You should really try facts before listing things like "Purdue Univ ...", when the guy admitted he got his information for "forum readings and headlines", NOT factual evidence. The crap he told the Senate subcommittee was baseless rumor, and he head no clue that ONLY the banner was saying Sony had outdated Apache software. They were running the latest version (even the hackers said it), and that updating the banner was just trivial and unnecessary.

You should take caution when accusing others of bashing, as she shoe seems to fit you well. And calling someone a fanboy simply because they don't trend with the latest headlines, and stick to facts. That's l33t.

Fenix: even that "some dude saying stuff" admitted that he had NO proof to back his allegations, and he stressed that he said "Sony MAY have been running...blah blah"

**clean515** · 05-14-2011

Originally Posted by Dave-The-Rave

Sony ****ed up...we all know, everyone should get on with their lives..

The answer is no. People will keep on talking about this years to come, you have to get on with your life and deal with it.

**Ghost-Rhayne** · 05-14-2011

Originally Posted by jonathanm1978

#8 - ignored.

#9 -

You should really try facts before listing things like "Purdue Univ ...", when the guy admitted he got his information for "forum readings and headlines", NOT factual evidence. The crap he told the Senate subcommittee was baseless rumor, and he head no clue that ONLY the banner was saying Sony had outdated Apache software. They were running the latest version (even the hackers said it), and that updating the banner was just trivial and unnecessary.

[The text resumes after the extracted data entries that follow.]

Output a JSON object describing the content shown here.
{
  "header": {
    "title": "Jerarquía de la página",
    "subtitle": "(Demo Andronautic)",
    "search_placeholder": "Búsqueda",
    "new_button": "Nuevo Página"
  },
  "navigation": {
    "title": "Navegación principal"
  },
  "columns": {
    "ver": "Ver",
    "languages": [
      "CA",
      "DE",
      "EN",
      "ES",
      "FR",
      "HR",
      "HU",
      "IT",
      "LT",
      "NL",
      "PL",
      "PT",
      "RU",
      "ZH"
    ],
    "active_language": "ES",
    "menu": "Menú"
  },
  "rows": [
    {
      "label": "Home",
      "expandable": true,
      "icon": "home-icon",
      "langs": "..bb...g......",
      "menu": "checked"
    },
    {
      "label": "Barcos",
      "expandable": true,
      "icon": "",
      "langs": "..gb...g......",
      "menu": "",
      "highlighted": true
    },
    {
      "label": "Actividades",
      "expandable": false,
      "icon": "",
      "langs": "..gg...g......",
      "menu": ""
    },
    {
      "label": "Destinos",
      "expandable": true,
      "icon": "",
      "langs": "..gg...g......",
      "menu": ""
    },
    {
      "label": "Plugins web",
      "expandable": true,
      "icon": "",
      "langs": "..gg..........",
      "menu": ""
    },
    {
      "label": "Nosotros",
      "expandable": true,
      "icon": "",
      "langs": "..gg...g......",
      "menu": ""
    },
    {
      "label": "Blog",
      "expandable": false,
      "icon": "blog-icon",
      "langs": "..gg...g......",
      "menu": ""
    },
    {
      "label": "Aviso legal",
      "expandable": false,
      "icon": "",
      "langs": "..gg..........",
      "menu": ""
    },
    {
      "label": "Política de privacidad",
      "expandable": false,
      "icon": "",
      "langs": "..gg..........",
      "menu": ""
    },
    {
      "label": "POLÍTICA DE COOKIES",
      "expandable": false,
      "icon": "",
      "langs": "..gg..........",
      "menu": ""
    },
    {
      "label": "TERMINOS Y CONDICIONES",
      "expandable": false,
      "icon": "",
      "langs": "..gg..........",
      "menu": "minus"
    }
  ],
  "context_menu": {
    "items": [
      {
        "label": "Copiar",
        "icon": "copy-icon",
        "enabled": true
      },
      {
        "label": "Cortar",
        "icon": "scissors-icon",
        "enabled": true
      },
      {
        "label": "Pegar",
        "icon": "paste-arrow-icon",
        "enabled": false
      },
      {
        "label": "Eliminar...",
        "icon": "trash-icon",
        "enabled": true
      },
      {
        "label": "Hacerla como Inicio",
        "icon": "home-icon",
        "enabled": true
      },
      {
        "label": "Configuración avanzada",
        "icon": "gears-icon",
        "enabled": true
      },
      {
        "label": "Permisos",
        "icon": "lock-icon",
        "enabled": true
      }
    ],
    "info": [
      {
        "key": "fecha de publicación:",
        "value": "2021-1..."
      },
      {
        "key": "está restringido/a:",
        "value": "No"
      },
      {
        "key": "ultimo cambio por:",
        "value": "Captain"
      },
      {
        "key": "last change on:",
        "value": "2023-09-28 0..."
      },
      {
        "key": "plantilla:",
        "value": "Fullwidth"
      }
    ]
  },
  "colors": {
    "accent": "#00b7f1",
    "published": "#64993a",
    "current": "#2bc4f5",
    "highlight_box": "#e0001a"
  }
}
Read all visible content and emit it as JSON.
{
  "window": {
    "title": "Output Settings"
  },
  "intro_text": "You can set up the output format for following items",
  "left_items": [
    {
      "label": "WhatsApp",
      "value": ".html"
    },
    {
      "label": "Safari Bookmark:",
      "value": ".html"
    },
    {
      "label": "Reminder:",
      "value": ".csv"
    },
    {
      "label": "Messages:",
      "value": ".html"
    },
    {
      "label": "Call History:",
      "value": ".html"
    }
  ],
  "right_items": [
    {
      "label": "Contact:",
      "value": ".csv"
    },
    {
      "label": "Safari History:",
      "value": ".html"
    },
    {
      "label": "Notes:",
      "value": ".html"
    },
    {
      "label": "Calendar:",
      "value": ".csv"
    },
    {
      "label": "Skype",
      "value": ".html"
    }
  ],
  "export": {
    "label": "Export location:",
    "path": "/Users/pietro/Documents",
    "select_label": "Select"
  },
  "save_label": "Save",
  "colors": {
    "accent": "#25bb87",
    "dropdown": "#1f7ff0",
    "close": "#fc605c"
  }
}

You should take caution when accusing others of bashing, as she shoe seems to fit you well. And calling someone a fanboy simply because they don't trend with the latest headlines, and stick to facts. That's l33t.

Fenix: even that "some dude saying stuff" admitted that he had NO proof to back his allegations, and he stressed that he said "Sony MAY have been running...blah blah"

What he is saying is right, this clown at the senate got his facts from a ****ing forum lol It's a joke but no one really cares about these things. There was even some tech forum (who arent biased gamers) who did abit of research and found Sony were running the current patch for their servers. But the misinformed and ignorant haters will hate on.

**jonathanm1978** · 05-14-2011

Originally Posted by ghost_rhayne

What he is saying is right, this clown at the senate got his facts from a ****ing forum lol It's a joke but no one really cares about these things. There was even some tech forum (who arent biased gamers) who did abit of research and found Sony were running the current patch for their servers. But the misinformed and ignorant haters will hate on.

Yeah, they said Sony just didn't update the banner at the top of the server admin page..but the actual software was the most current. Basically its like having a text file saying you're running Win 95, but the actual OS on your computer being Win 7 64-bit. What difference does that text file make? None. Same as the banner saying Sony ran outdated Apache software..it did nothing...and served no purpose, except to tell someone the version of Apache (I'd hope Net Admins already know what they are working on, it would be like your mechanic asking for the manual to your car before he could do any work to it or fix it for you.